I could not help but smile a little wider at her words, the corners of my eyes crinkling ever so slightly. My chest bloomed with warmth as her words filled me with such joy and hope. “...Very well. I shall be a writer.” 

That was long ago. 

I miss her deeply. I miss her warmth, the color, and the life she brought and left with. I still have many more agonizing days to live in solitude, to wallow alone in my own pain. An artist bleeds on paper, their words crimson and staining. They linger. 

Now, the only sound I hear is ink scraping on paper, and the strokes of paint caught in the brush’s horsehair. They glide along their canvas smoothly. The quiet chirping of the birds mixed with spring’s breeze, the flowers having yet to bloom and show their true color. 

When I write, I am reminded of her. When I hear music, I am reminded of her. When I see color, I am reminded of her. And when I dream…I see her.

Sometimes it terrifies me how easily my memory fades over time. I don’t want to forget her. No…anyone but her.
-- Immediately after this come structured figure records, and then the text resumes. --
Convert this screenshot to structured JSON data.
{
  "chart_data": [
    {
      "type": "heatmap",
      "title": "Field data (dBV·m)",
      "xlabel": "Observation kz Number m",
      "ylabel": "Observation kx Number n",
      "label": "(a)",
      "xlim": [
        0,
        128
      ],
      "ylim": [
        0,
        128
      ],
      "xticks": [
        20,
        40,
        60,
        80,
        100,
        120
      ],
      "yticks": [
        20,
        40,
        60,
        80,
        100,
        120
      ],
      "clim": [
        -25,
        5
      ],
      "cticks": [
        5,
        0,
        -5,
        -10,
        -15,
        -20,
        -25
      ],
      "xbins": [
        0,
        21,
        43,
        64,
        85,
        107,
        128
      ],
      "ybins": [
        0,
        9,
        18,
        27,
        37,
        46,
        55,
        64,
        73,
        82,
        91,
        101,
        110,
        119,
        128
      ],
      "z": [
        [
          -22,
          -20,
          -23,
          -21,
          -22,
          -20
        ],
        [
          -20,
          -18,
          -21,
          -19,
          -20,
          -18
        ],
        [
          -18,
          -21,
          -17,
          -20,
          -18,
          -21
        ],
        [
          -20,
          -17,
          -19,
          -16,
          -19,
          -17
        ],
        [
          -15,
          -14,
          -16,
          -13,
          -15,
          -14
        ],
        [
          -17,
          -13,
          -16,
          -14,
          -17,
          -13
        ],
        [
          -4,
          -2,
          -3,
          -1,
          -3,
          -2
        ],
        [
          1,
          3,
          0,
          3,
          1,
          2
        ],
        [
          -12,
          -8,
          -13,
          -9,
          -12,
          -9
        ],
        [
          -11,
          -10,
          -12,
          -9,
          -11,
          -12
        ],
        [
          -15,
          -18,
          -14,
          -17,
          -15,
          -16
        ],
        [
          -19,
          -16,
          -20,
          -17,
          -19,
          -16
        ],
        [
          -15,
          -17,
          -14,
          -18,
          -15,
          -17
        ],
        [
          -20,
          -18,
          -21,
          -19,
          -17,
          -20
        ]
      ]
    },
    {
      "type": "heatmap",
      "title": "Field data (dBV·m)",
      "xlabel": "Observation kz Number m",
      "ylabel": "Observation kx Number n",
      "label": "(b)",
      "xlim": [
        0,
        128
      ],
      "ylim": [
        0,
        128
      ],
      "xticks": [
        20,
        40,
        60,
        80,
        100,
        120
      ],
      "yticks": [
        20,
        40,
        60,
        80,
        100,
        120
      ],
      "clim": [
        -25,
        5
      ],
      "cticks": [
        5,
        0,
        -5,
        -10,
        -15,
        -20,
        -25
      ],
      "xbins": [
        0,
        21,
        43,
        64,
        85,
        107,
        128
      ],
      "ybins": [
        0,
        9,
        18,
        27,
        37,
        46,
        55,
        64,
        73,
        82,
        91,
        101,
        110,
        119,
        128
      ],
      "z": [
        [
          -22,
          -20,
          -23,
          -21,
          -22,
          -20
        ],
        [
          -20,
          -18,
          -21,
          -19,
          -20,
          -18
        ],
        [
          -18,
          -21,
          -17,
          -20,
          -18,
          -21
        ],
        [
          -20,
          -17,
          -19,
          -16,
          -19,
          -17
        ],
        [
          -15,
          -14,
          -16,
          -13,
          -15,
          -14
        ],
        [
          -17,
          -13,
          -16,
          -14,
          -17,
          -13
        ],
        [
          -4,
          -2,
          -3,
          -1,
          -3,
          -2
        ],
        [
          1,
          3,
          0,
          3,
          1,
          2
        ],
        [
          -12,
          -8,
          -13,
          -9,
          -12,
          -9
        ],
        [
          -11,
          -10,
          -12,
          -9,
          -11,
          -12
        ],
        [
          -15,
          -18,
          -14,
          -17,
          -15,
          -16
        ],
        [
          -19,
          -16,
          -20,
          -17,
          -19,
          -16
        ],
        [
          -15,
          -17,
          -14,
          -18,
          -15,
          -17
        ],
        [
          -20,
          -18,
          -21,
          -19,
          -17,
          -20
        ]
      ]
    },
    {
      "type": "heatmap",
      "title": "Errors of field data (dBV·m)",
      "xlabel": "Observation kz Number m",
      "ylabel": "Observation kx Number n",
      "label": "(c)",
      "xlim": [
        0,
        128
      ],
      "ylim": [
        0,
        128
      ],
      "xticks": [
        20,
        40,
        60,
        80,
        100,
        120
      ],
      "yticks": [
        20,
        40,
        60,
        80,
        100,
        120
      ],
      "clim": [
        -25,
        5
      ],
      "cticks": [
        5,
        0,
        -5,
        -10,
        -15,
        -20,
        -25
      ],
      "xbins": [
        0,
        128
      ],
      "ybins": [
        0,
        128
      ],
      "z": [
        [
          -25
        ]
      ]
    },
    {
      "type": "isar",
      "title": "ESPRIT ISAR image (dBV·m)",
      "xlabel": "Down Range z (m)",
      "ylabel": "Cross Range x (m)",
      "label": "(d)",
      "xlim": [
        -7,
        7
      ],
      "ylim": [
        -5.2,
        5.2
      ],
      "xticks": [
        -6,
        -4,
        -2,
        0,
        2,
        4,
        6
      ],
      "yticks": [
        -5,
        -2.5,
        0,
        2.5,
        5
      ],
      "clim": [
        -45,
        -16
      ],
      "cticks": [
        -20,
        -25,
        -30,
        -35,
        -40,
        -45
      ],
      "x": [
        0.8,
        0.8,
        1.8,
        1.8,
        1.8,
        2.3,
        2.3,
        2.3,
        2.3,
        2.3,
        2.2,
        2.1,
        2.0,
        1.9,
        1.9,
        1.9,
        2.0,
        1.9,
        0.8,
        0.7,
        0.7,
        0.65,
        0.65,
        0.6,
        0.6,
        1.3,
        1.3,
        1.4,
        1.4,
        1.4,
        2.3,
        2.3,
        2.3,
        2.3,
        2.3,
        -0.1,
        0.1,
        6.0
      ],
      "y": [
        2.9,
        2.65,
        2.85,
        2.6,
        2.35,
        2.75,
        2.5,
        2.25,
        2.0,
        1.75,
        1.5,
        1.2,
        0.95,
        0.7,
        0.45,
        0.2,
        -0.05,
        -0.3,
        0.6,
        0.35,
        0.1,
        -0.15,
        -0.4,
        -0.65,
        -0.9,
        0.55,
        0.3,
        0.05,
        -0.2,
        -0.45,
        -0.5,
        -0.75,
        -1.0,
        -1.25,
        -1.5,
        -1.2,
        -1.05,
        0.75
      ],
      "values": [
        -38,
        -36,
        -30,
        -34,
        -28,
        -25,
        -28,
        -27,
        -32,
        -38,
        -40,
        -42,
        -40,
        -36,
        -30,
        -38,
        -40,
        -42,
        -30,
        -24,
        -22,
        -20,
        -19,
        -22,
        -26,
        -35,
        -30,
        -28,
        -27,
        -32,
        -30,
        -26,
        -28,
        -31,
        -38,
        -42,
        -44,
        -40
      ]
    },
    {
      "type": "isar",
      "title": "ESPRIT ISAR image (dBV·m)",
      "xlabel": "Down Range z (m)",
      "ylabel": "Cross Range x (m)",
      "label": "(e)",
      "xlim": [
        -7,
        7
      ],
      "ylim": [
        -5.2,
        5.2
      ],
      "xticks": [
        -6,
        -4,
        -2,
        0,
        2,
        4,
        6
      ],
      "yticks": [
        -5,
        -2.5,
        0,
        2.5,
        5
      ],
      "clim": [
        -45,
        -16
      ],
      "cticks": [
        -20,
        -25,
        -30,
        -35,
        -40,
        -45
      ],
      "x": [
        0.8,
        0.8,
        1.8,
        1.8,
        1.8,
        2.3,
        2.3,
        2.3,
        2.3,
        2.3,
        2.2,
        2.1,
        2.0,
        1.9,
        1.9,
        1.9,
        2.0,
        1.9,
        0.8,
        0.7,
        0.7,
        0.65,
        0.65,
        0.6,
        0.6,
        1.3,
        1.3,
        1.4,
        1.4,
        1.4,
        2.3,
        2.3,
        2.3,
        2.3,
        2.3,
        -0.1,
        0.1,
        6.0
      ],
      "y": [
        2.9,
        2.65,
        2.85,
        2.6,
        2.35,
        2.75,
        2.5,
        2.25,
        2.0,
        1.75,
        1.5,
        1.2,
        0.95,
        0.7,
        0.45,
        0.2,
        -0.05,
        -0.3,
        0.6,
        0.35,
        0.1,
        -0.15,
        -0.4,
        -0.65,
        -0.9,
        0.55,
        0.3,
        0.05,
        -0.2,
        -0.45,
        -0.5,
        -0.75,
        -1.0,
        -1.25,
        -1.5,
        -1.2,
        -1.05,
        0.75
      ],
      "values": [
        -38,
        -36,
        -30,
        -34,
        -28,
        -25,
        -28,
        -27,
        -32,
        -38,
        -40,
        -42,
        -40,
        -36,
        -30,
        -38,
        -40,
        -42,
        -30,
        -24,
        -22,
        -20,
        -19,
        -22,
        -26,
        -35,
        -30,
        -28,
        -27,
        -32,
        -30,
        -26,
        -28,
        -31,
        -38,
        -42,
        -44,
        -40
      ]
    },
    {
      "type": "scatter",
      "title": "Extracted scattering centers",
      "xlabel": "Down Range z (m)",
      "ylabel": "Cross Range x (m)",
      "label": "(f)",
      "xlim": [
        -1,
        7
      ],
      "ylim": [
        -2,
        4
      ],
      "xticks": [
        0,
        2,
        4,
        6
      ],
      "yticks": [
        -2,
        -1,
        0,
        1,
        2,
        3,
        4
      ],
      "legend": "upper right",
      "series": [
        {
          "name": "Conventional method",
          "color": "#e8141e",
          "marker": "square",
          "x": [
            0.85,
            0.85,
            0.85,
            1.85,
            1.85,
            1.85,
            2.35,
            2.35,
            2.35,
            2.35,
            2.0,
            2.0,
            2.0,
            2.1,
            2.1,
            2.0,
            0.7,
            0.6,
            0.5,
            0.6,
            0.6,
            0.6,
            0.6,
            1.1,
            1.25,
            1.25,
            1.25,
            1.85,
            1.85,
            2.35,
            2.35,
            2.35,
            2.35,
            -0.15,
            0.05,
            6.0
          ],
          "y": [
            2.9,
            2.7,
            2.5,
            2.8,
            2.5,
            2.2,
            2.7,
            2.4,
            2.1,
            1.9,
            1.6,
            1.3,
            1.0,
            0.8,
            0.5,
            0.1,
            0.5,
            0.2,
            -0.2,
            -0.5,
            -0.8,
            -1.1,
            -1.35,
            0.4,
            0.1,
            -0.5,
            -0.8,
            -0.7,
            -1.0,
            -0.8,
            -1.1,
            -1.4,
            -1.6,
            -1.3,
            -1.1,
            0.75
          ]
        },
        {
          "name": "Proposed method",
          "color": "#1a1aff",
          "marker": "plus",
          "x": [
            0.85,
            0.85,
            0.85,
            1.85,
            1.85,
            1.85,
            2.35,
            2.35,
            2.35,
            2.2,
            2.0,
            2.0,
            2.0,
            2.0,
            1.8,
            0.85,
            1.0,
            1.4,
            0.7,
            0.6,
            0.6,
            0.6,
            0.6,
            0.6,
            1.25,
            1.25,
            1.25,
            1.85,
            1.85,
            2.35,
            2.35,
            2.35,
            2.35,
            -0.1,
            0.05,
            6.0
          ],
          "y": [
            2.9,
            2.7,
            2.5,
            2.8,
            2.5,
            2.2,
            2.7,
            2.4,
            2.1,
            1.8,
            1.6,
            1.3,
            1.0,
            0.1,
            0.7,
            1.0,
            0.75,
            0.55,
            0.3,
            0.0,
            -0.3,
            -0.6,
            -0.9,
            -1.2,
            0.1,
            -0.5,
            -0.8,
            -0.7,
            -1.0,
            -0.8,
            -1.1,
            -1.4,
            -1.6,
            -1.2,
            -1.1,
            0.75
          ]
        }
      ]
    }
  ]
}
Anything but her laugh, her smile, her eyes…her heart. 

Every stroke of the brush, every hue and pigment on the canvas is accounted for, an almost clear image in my head of what she had used to look like before she faded. The words that I write of, the stories of our life together are written on paper, ones that I would hope many to remember. And maybe through this, I will not forget her. I want her to be embedded into my head even in my last moments as a ‘human’ being. I write to immortalize her on paper, and I paint to immortalize the color she had made me see so that even when I pass, we are both remembered. 

Our souls would dance together once we are reunited, forevermore until the golden grains of sand in the hourglass had gathered at the bottom in a mound.